The reputation of the Government Digital Service's digital by default exemplar programme has taken a hit with the embarrassing failure of the Rural Payments Agency's attempt to create an all digital system for rural payments.

On Friday, the agency announced that the IT system for managing EU subsidies through the Basic Payment Scheme (BPS) had been largely abandoned because of "performance problems".

Applicants logging on to the agency's website last week found they were unable to access their details, despite submitting partial information months before.

Meanwhile, Brussels had to announce a one month extension to the deadline for BPS applications, giving farmers until 15 June to submit claims, rather than 15 May.

When the system is relaunched today, farmers will be asked to submit their claims on paper forms instead, downloaded and printed from the RPA's website.

Ministers said the registration part of the system will continue, but the RPA itself will be forced to input farmers' data onto the system. A digital "mapping tool" to measure farmland boundaries - criticised for causing the biggest problems - has been replaced with paper maps and forms.

Support centre promise

Farmers have been promised help at 50 digital support centres across England, which will now act as drop-in centres.

Guy Smith, from the National Farmers Union, told the BBC that the mapping programme was "beyond comprehension". He said: "Our patience is worn really thin now. If we think that they've launched this again half baked, not ready to go, without proper back-up, we will be complaining in the strongest terms."

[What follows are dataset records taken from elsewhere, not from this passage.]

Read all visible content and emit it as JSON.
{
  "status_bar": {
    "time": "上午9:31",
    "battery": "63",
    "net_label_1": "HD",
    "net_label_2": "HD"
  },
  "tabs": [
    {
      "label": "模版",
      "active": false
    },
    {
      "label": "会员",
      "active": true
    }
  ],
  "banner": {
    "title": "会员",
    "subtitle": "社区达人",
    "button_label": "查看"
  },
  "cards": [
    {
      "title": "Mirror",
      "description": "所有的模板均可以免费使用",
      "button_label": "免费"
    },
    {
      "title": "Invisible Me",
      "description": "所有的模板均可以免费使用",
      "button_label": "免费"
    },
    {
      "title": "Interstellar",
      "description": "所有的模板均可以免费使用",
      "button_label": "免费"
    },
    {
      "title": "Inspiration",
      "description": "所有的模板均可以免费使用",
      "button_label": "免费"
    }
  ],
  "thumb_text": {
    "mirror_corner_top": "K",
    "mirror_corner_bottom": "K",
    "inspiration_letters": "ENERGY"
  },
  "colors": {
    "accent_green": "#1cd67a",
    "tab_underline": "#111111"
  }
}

A spokesman for the Department of Environment, Food and Rural Affairs said: "We support the practical measures that the RPA is taking to ensure that farmers and their agents can submit their BPS claim on time. Our priority has always been to ensure that everyone who is registered wants to make a claim has the help they need to do so."

Labour response

But Maria Eagle, Labour's environment, food and rural affairs spokeswoman, said: "It's good that the government has finally accepted Labour's call for a paper based contingency but why has it taken them so long?

"We've known for weeks about the problems with the IT system, while ministers were burying their heads in the sand and pretending everything was fine."

This is the second failure of a rural payments IT programme in recent years. In 2007, the National Audit Office condemned Defra's introduction of an IT based single payment system, which was overwhelmed with demand. As with the latest embarrassment, failures in digital mapping were blamed.